Iran is one of the countries with the highest rates of plastic surgeries in the world. To be Iranian, to look Iranian, we have been told, is a horrible thing. My distant cousin is considering surgery to make her eyes permanently blue, even though there is a high risk of permanent blindness. I wonder if she’ll go to the dentist for that.
There is someone outside of the shop, speaking to my sister. I glance through the window, though nobody else seems concerned. He is old, his hands folded behind his back. White hair. I am unable to keep myself from going outside, just in case. He is lecturing her, as old men often do. “Biden is an idiot and Trump is a maniac. You have to throw a revolution there, so we can throw one here. So we can be free.” She nods along, hijab slipping off her head.
In the garden, a trickle of water runs through the gutter. The plastic chairs creak as people shift their weights. Cats run zipper-quick over the cobblestones and into the dark shelter of the fruit trees. The crushed petals of carefully watered flowers lay ghostly and downtrodden under dress shoes. My cousin, removed to some degree through the ancient and tangled family tree, is asking what I want to do with my life. I give the diplomatic and naive reply of “help people.” He laughs.

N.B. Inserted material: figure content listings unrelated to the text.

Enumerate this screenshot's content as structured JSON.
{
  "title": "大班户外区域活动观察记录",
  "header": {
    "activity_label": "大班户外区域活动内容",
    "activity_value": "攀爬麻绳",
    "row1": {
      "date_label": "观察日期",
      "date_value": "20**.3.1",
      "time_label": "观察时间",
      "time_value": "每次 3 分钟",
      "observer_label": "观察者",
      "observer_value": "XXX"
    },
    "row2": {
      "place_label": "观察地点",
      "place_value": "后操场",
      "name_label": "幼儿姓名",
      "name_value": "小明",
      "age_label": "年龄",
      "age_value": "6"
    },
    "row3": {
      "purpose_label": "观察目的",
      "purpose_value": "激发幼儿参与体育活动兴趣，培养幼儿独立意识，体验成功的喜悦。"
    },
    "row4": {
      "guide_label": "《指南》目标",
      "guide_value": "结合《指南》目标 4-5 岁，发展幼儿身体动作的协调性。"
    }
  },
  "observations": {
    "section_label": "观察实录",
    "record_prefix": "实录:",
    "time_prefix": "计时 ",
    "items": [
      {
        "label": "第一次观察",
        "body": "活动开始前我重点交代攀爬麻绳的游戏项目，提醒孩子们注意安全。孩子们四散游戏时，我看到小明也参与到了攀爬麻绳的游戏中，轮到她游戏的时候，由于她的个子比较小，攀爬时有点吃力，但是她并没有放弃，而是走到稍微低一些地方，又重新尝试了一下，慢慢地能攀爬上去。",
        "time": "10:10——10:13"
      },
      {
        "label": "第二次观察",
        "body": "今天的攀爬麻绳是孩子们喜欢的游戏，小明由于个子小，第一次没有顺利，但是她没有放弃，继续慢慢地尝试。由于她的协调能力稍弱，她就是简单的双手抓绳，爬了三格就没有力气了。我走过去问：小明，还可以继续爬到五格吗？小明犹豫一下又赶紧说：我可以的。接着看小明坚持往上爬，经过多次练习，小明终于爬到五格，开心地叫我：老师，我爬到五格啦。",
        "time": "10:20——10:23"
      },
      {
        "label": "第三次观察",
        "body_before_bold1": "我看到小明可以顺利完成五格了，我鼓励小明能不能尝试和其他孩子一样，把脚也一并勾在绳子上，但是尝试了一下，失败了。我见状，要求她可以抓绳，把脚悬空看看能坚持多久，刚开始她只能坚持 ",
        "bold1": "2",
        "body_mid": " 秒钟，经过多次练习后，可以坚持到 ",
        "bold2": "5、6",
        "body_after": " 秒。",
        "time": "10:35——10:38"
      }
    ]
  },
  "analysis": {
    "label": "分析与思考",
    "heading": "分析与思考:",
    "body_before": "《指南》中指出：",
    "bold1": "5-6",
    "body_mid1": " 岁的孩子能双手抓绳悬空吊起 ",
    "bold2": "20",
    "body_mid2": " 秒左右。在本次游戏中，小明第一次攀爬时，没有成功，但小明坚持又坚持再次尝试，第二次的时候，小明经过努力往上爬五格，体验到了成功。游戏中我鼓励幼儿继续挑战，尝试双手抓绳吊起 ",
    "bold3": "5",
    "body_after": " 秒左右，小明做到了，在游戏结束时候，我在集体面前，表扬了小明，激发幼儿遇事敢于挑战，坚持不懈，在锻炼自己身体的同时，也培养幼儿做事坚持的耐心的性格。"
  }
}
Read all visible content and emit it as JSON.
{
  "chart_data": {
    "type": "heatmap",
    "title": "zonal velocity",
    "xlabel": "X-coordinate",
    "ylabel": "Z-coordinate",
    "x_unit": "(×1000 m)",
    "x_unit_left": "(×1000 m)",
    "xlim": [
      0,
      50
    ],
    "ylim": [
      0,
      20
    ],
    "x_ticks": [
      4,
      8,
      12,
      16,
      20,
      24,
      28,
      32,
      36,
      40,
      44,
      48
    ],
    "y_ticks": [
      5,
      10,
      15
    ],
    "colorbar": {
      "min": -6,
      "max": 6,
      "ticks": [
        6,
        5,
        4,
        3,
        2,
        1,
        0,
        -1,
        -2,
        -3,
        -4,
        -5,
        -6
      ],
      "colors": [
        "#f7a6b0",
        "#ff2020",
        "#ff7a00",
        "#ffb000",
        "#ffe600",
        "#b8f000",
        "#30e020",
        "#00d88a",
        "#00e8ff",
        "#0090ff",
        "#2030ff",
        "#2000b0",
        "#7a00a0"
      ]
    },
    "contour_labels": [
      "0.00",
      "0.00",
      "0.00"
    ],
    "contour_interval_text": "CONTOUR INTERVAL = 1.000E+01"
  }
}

“Mashallah, kid. Studying in the US to help who? That’s like stabbing someone and then giving them a band-aid.”
The mountains tower over the landing strip of the airport. The men in black wait by the door to Arrivals, their gazes squeezing the windpipes of everyone who walks by. They stop my father, grab our passports and tell him to follow them into a room. This is Iran, like it or not. Here we are, tightrope walkers. Spinning tops.